| |
| |
Mengelmaren
Maur. De Meulemeester, C.SS.R. Geschiedenis van het St Niklaasgesticht te Kortrijk. Brugge, Houdmont-Cortvriendt, 1920.
Met dat eenvoudig boekje is S. niet aan zijn eerste kloostermonografie. Hoofdzakelijk bedoeld als Gedenkboek voor zusters en leerlingen mag het bij een wij deren kring lezers aanbevolen worden.
De kloosterkroniek kan met enkele groote trekken samengevat worden: het godshuis van St Niklaas wordt ± 1350 opgericht, buiten de Steenpoort, in de wijk Overbeke: het was een passantenlieden gasthuis, zooals we er bij tientallen vinden bij of buiten de poorten onzer oude steden. Een tiental jaren na de stichting vinden we er een kleine kloostergemeente ingericht, zusters naar St Augustinus' regel. Van dit oogenblik af schijnt de toekomst der inrichting verzekerd: die eenvoudige kloostervrouwen zullen weten 't hoofd te bieden aan de vele moeilijkheden, verwoestingen, branden en godsdienstberoerten om, met de veranderingen door de tijdsomstandigheden gevraagd, de vrome stichting tot in onze dagen te doen bloeien.

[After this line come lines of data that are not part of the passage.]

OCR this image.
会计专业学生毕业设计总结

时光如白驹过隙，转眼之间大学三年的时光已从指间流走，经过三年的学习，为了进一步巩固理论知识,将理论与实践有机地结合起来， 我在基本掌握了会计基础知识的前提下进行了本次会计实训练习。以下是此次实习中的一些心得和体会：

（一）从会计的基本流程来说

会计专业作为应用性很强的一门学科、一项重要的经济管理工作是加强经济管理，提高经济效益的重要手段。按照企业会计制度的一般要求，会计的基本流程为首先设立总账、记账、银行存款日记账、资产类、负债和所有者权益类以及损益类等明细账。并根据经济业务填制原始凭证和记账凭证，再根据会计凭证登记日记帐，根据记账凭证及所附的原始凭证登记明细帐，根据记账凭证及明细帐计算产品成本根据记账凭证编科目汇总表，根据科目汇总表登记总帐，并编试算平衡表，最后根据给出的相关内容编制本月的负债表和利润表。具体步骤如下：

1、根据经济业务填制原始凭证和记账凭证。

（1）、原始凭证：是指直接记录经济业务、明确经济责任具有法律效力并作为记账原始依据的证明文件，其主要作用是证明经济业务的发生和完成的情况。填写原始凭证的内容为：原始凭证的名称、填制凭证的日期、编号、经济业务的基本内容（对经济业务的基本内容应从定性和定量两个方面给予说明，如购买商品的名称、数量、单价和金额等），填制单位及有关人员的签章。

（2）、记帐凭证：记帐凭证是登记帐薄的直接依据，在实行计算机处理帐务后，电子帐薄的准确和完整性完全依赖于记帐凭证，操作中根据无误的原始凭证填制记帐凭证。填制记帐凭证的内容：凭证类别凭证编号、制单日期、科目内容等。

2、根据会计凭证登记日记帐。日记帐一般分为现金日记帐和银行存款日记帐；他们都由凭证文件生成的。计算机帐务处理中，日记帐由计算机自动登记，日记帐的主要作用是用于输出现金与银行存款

Een kloostermonografie laat ons heel dikwijls een kijkje slaan op meer algemeene geschiedenis: het privilege van het kraamrecht aan het godshuis afgestaan, de betrekkingen met de rederijkers de Kruisbroeders, de finantieele verhoudingen met het gemeentebestuur zijn belangrijke hoofdstukken voor de plaatselijke geschiedenis.
| |
| |
Met veel gepastheid wijst S. op het kunstkarakter der oude gebouwen en voorwerpen: zoo wordt bij de huidige bewoners de vereering en liefde wakker gehouden voor alles wat aan het verledene herinnert en wordt nog voorkomen, wat helaas te dikwijls gebeurt, meest nog in gestichten die op de hoogte willen blijven, dat de erfschat van vroegere tijden wordt vergooid voor onbeduidende en karakterlooze verbeteringen.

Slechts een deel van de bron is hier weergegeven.